Mycoplasma genitalium was originally isolated from the urethra of two homosexual patients with non-gonococcal urethritis . Although subsequent studies suggested organisms were present in urogenital tracts of male and female patients , few further isolations of the mycoplasma have been reported. This lack of isolation is most likely because the organism is too fastidious to grow in present culture environments. The organism, along with M. pneumoniae was later identified in throat specimens from patients with respiratory diseases, suggesting that the respiratory tract could also be a primary site of infection for M. genitalium.

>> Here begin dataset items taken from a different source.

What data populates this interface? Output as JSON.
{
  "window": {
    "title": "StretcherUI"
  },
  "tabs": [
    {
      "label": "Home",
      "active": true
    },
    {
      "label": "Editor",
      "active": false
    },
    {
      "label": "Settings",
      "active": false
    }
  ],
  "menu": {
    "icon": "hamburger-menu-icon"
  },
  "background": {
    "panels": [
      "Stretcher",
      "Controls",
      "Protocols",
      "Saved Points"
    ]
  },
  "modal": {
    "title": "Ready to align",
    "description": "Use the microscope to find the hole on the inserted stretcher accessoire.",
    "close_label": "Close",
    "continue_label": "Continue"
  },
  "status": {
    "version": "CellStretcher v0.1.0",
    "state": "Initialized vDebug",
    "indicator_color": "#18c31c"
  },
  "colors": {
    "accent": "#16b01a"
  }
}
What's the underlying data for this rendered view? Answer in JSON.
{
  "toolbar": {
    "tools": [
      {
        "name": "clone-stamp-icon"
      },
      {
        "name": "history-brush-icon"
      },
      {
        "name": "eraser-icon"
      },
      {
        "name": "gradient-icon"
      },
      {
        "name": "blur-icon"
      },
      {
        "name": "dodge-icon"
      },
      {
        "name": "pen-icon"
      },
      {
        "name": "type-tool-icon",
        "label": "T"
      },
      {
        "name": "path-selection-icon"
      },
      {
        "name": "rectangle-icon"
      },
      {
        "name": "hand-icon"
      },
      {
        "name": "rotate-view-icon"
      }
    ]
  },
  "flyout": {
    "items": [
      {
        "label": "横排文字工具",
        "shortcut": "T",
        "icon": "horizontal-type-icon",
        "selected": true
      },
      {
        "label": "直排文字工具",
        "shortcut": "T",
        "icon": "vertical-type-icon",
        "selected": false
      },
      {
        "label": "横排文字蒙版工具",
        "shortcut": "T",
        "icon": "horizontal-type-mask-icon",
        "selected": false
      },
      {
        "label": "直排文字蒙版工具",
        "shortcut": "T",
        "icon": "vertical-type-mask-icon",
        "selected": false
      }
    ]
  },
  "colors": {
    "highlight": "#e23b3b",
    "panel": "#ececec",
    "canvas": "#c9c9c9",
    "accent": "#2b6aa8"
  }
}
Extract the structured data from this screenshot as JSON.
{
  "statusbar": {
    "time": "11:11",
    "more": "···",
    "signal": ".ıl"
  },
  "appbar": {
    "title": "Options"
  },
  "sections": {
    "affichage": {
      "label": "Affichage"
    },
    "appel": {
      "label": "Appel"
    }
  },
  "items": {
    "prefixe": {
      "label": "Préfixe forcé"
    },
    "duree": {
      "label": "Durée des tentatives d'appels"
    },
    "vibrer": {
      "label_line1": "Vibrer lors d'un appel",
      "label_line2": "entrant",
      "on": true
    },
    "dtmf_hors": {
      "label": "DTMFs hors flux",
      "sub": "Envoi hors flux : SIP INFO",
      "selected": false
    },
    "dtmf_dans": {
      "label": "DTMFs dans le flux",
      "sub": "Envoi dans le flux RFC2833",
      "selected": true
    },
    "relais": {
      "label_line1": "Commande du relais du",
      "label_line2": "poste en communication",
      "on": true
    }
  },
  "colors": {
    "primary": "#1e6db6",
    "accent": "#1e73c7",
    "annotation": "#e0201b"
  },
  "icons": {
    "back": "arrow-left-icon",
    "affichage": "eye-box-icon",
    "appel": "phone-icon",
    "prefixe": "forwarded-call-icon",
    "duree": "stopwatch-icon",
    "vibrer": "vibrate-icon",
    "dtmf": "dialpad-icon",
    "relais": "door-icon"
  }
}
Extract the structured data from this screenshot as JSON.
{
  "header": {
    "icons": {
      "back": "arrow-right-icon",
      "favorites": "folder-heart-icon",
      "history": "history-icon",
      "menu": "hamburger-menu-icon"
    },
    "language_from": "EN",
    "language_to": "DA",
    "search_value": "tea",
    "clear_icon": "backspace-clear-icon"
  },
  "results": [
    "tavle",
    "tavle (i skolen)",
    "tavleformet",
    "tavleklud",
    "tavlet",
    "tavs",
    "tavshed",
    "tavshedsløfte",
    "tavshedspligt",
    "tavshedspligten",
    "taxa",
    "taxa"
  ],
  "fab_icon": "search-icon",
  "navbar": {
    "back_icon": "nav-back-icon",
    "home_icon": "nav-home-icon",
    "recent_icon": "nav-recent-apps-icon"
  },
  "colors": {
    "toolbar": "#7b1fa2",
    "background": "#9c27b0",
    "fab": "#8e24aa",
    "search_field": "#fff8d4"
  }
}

Recently, both of these two closely related mycoplasmas were isolated in mixture from synovial fluid . Studies also showed infection of M. genitalium may be associated with development of acute non-gonococcal urethritis (NGU) [5–7]. Interest in M. genitalium increased following a report from Luc Montagnier and associates detecting the organism by PCR in blood of one patient with AIDS . The finding suggested there might be higher incidence of systemic infection by M. genitalium in HIV-infected patients with AIDS. However presently, prevalence of the microbe in various AIDS risk groups and in the healthy general population is still largely unclear.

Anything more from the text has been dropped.